Heza means “a nice place”, and the name stands for the vision of a country where everyone feels at home. Hakizimana joined the team a year ago. “I had already taken part in a peace journalism course at the German Agency for Technical Cooperation (GTZ). That’s why I was inspired by the idea of talking about peace on the radio,” explains the young journalist. It was a struggle at first, recalls DED/ZFD peace specialist Andreas Wagner, who accompanied Heza from the very start. In Rwanda he was asked: “What’s the aim of your work?” or told “If you want to make radio for young people, get the professionals in.” But Andreas Wagner explains: “Our specific aim was to break the wall of silence among young people. If you want to recognize the sufferings of others, you also have to talk about and acknowledge your own sufferings. In Rwanda openness among young people is rare outside family circles. Depending on personal experiences, every encounter with other young people can spark off feelings of shame or grief, revenge or fear, and mobilize prejudices and grudges.”
People have had enough experience of adults manipulating young people in Rwanda. It was young people who allowed themselves to be incited to violence by the propaganda station Radio Télévision Libre des Milles Collines (RTLM) and the Kangura newspaper and become the most zealous activists in the genocide. “The propaganda messages reached the young people who had been accustomed to blind obedience from their early childhood and had never had a chance to make their own moral decisions,” says Wagner as he explains the situation at that time. “That’s why it was important for well-trained and competently supervised young people to develop the peace media themselves.”

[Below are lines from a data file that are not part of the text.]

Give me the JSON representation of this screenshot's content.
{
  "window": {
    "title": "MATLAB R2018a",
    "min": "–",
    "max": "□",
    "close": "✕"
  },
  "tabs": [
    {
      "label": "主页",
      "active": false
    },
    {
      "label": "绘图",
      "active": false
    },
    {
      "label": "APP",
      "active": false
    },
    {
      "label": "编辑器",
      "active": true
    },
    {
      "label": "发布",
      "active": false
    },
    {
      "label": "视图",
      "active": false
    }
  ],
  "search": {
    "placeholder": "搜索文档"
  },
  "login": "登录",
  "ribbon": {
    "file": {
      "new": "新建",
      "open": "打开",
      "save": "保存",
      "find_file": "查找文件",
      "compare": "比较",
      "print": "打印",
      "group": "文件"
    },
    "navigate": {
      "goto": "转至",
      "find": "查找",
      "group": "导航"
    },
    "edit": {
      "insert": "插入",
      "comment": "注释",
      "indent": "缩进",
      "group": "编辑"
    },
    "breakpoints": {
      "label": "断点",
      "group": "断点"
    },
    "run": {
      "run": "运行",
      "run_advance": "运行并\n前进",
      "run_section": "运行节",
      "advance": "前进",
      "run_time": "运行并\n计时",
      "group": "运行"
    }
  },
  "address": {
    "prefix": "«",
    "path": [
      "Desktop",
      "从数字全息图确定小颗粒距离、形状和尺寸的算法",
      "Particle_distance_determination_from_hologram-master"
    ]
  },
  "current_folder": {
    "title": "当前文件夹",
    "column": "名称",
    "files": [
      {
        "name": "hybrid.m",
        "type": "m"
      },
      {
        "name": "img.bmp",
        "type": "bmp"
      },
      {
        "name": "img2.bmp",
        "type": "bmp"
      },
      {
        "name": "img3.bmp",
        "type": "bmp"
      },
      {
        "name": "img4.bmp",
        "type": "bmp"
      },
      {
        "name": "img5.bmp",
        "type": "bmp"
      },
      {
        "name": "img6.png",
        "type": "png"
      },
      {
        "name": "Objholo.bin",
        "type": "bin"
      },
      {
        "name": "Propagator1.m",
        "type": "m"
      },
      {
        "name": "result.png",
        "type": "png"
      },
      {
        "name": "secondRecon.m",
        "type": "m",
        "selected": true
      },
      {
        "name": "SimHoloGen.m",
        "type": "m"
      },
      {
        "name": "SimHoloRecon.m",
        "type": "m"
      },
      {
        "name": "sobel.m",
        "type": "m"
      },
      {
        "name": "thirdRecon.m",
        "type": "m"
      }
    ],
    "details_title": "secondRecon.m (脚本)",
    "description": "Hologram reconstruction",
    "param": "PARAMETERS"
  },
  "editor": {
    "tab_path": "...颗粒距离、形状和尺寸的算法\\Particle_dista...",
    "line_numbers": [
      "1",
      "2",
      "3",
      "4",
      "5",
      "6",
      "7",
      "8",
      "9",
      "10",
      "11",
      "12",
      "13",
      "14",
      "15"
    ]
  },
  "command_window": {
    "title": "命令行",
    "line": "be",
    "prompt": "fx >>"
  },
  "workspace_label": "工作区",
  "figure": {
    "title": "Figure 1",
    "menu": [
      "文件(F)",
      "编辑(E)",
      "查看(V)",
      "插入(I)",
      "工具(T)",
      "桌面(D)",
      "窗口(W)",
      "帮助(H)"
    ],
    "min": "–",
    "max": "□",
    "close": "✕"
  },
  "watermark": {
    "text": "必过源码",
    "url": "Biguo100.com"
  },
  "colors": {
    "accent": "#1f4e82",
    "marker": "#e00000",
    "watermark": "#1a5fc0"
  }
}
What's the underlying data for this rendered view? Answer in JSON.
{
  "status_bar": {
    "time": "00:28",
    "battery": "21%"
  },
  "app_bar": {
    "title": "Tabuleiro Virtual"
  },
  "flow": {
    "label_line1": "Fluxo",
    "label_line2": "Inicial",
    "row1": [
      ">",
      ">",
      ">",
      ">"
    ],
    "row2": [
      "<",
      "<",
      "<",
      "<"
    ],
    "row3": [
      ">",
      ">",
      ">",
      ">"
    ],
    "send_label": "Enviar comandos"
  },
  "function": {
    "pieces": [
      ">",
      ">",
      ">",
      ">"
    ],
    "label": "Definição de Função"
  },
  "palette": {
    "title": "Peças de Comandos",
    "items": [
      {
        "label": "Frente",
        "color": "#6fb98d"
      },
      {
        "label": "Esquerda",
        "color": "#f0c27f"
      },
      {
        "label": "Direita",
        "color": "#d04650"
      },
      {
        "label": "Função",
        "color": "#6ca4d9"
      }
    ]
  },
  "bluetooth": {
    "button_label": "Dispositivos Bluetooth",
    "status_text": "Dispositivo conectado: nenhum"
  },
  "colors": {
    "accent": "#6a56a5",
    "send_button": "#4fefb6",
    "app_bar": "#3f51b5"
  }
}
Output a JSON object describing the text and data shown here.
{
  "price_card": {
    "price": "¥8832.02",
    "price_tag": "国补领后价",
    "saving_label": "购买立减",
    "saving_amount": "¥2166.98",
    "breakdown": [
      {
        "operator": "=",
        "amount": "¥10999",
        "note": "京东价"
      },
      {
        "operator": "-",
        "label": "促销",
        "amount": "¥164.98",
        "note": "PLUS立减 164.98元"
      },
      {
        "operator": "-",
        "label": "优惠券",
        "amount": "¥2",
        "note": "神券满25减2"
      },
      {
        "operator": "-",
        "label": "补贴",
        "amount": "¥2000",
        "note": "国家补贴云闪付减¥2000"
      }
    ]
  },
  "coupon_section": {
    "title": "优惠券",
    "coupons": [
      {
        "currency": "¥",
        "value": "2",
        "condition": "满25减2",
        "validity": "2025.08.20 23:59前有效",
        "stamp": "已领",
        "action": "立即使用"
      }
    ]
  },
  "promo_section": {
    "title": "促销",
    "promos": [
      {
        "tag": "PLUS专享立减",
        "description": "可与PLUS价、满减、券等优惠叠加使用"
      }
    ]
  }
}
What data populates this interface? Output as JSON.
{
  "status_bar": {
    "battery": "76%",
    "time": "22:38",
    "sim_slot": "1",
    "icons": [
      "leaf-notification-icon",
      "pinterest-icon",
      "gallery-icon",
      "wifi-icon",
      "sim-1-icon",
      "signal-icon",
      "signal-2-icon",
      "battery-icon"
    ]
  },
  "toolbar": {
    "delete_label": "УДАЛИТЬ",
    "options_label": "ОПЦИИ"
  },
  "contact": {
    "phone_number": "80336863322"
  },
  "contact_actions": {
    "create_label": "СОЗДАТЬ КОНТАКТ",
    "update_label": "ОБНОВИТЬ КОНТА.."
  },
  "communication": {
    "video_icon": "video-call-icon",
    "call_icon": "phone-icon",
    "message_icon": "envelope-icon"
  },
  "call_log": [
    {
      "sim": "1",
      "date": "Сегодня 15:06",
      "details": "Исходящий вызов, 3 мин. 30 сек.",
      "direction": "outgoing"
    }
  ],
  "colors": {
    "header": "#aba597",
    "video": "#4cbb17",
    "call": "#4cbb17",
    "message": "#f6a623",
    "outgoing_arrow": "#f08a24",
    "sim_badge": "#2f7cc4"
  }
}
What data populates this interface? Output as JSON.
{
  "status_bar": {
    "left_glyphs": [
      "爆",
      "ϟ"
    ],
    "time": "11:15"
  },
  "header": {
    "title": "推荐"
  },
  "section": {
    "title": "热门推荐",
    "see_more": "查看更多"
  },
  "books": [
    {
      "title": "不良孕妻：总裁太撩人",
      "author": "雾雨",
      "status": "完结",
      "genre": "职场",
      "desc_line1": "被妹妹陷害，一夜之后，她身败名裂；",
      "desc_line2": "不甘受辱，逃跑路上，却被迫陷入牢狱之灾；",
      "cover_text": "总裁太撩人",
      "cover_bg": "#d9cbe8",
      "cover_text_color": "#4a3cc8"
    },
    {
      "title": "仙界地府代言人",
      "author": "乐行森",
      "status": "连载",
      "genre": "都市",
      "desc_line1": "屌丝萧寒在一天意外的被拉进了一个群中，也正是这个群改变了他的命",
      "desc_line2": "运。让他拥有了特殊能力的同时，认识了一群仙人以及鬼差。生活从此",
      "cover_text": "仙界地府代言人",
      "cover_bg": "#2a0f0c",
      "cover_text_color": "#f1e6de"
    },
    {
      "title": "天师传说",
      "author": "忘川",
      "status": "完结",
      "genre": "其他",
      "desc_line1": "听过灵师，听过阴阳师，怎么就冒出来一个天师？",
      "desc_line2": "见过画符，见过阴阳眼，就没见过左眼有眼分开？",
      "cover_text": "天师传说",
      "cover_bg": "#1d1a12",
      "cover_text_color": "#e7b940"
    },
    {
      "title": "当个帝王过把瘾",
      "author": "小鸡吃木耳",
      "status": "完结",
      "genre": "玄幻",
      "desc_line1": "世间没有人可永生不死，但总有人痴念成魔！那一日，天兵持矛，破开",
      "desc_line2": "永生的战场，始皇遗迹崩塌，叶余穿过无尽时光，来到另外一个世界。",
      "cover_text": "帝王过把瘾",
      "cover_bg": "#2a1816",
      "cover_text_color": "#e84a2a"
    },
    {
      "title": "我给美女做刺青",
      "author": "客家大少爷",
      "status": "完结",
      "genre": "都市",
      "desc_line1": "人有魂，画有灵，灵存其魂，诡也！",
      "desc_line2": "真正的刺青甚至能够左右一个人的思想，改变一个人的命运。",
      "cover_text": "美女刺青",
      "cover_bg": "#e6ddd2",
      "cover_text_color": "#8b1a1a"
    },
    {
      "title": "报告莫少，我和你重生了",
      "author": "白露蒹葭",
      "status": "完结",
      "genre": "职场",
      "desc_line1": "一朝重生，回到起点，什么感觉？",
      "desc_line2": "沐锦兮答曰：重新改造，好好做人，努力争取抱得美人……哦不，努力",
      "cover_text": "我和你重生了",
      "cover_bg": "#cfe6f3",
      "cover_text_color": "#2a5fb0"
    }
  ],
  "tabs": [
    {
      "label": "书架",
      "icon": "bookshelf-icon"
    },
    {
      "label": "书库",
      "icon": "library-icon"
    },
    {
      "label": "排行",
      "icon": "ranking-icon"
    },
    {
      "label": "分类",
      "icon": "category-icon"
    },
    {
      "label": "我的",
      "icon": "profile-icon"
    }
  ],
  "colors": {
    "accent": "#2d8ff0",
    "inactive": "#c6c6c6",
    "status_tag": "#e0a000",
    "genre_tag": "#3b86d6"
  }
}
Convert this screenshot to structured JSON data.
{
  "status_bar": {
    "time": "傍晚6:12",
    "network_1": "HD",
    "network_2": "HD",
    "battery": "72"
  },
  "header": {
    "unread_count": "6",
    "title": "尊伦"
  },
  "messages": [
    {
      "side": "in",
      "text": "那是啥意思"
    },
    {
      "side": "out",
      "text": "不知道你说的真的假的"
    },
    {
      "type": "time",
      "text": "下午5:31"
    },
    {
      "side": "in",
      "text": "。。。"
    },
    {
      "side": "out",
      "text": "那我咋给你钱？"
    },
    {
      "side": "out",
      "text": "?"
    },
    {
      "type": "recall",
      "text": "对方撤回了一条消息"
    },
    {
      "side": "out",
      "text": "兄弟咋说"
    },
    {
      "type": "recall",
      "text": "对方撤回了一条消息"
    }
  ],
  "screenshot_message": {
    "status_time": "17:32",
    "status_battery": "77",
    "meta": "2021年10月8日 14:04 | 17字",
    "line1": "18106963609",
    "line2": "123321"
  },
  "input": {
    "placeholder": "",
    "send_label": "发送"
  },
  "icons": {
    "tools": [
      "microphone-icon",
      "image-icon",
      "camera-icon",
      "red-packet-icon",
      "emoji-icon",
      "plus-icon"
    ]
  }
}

Nowadays these young people, who grew up after 1994, have only vague memories of the genocide. But there are still retaliation attacks, Hutu rebels still try to disrupt the peace in the country from outside. Perpetrators and victims often live next door to each other, and since the first convicted war criminals have been released, the fear of revenge has grown. In addition to this Wagner has discovered that, despite the law on equality, the different groups still tend to stick together. “‘I didn’t know that’ is something we regularly heard when we started working together.” Evaluating the past was followed by looking to the future. “We chose 15- to 23-year-olds as the target group for our programme. On the one hand, this age group has reached a certain level of reflection in political and social terms, but it is too young to have been involved in the genocide.” Twenty young people received a basic training in journalism. They worked out the radio concept by themselves, chose its name and attended short seminars on “peace journalism” and “methods of conflict resolution”.
Today people listen to Heza even in the border regions of Congo and Rwanda. The team has members from both ethnic groups. “We concentrate on looking ahead, not back,” says Wagner. After all, the aim is to shape the future together. And that’s why the programme focuses not only on serious topics. “It has to be cool as well, because young people happen to like cool things.”